Eigentlich hätte er nichts trinken dürfen, weil er gegen Abend wieder zurück in London sein wollte. Aber es war ihm augenblicklich egal. In ihm brodelte es. »Ich weiß nicht, wie ich beginnen soll«, fing er an. »Aber ich hatte von Anfang an so eine seltsame Ahnung. Ich kann natürlich nichts beweisen, es ist rein intuitiv. Aber es fällt auch mir noch immer schwer zu glauben, dass es nur ein Unfall war. Genau wie Samantha. In London hält man mich schon für paranoid«, gestand er.

»Wahrscheinlich sind wir das auch«, räumte Samantha ein.

»Vielleicht wollen wir nur nicht wahrhaben, dass es so war«, sagte sie weiter und zerdrückte ungestüm ihre Zigarette im Aschenbecher. Shaun und Penny Coleman starrten überfordert zu ihnen hinüber.

»Genug damit! Hören wir auf!«, sagte Michael abrupt. Er merkte, dass der Zeitpunkt unpassend war, um das Thema weiter zu erörtern. Seine Familie hatte schon genug durchgemacht. So redeten sie nur noch über Belangloses. Dinge die nicht wehtaten und keine tieferen Gefühle weckten. Nach zwei Stunden war es soweit. Michael hatte sein drittes Pint getrunken und musste sich wieder auf den Weg machen. Noch einmal umarmten sie sich und versicherten sich gegenseitig, in Verbindung zu bleiben. Bevor er jedoch den Ort verließ, wollte er es sich nicht nehmen lassen, zur Promenade zu fahren, um noch einmal aufs Meer zu blicken. Er wusste nicht, ob er überhaupt jemals hierher zurückkehren würde. Außerdem würden ein paar Schritte zu Fuß dabei helfen, den Alkohol abzubauen. Wenn die Polizei ihn in diesem Zustand erwischen würde, hätte er ein weiteres Problem, nämlich den Verlust seiner Fahrerlaubnis. Es war spätnachmittags. Die Sonne wurde schwächer und hüllte die pastellfarbenen Hotels am Strand in ein rötliches Licht. Er atmete noch einmal tief und wollte sich dann auf den Weg machen. Als er sich umdrehte, erschrak er. Wie aus dem Nichts stand Shaun Coleman auf einmal vor ihm und sah ihm eindringlich in die Augen. »Michael, wenn an der Sache wirklich etwas faul ist...«, beschwor er ihn mit zittriger Stimme.

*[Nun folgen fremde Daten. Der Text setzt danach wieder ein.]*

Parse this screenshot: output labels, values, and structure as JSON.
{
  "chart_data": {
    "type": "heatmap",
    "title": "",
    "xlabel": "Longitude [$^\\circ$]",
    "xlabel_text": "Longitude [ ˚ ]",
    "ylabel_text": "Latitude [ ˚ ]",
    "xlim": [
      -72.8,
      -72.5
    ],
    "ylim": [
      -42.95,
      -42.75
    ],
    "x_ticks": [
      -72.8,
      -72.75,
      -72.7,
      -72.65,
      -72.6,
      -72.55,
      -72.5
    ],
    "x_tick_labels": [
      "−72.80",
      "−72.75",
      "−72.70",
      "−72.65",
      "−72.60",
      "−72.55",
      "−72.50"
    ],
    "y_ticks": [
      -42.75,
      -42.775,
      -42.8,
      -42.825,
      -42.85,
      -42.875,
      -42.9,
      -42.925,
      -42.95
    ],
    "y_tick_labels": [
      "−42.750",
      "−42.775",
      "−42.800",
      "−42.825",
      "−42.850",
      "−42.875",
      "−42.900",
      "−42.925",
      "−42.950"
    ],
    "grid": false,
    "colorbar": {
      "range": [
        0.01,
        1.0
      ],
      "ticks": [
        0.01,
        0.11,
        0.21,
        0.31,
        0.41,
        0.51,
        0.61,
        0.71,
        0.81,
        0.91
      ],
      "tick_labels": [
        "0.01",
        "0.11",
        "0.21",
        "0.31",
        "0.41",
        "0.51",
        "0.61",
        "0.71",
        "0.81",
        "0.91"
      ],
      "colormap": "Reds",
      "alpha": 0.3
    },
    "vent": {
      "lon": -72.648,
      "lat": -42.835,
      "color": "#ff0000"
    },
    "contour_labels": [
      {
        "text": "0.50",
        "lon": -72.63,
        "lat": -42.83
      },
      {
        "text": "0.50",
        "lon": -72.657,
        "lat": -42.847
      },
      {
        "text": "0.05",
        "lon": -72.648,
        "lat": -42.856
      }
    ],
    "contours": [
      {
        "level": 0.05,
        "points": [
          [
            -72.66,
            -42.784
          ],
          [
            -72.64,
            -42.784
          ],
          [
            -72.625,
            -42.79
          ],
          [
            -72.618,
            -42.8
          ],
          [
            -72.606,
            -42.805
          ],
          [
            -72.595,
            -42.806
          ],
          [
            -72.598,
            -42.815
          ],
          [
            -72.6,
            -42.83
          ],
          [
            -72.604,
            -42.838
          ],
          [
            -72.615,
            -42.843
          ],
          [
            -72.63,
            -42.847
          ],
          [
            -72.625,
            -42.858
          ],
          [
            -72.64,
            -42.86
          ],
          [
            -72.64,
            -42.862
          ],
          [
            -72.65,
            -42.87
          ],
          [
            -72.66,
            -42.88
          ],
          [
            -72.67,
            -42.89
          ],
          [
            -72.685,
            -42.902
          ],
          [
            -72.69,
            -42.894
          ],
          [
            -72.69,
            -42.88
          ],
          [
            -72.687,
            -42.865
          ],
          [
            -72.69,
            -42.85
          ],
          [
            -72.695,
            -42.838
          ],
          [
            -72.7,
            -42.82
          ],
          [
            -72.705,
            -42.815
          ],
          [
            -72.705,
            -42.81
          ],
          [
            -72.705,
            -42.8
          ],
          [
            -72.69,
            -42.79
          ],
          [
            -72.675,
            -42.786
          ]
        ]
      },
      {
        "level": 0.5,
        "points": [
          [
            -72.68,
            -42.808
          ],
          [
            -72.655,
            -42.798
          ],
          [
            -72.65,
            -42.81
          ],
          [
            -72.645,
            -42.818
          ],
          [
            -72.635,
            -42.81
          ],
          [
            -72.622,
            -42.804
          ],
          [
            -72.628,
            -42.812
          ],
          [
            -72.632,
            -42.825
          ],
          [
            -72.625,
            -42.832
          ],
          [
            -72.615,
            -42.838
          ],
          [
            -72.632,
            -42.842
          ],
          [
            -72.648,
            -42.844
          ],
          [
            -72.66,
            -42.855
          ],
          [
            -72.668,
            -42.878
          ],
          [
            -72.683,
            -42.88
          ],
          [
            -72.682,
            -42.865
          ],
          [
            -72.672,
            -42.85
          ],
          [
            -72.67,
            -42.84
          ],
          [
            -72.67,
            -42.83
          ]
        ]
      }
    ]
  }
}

»Mr. Coleman, ich weiß, was ich Derek schuldig bin. Ihr werdet die ersten sein, die es erfahren, wenn ich etwas herausfinden sollte«, versicherte er Dereks Vater.

Der lächelte traurig und reichte Michael zum Abschied die Hand. Was mag jetzt in dem armen Mann vorgehen, fragte er sich, während er vom Wagen aus zusah, wie Coleman schweren Schritts nach Hause wankte.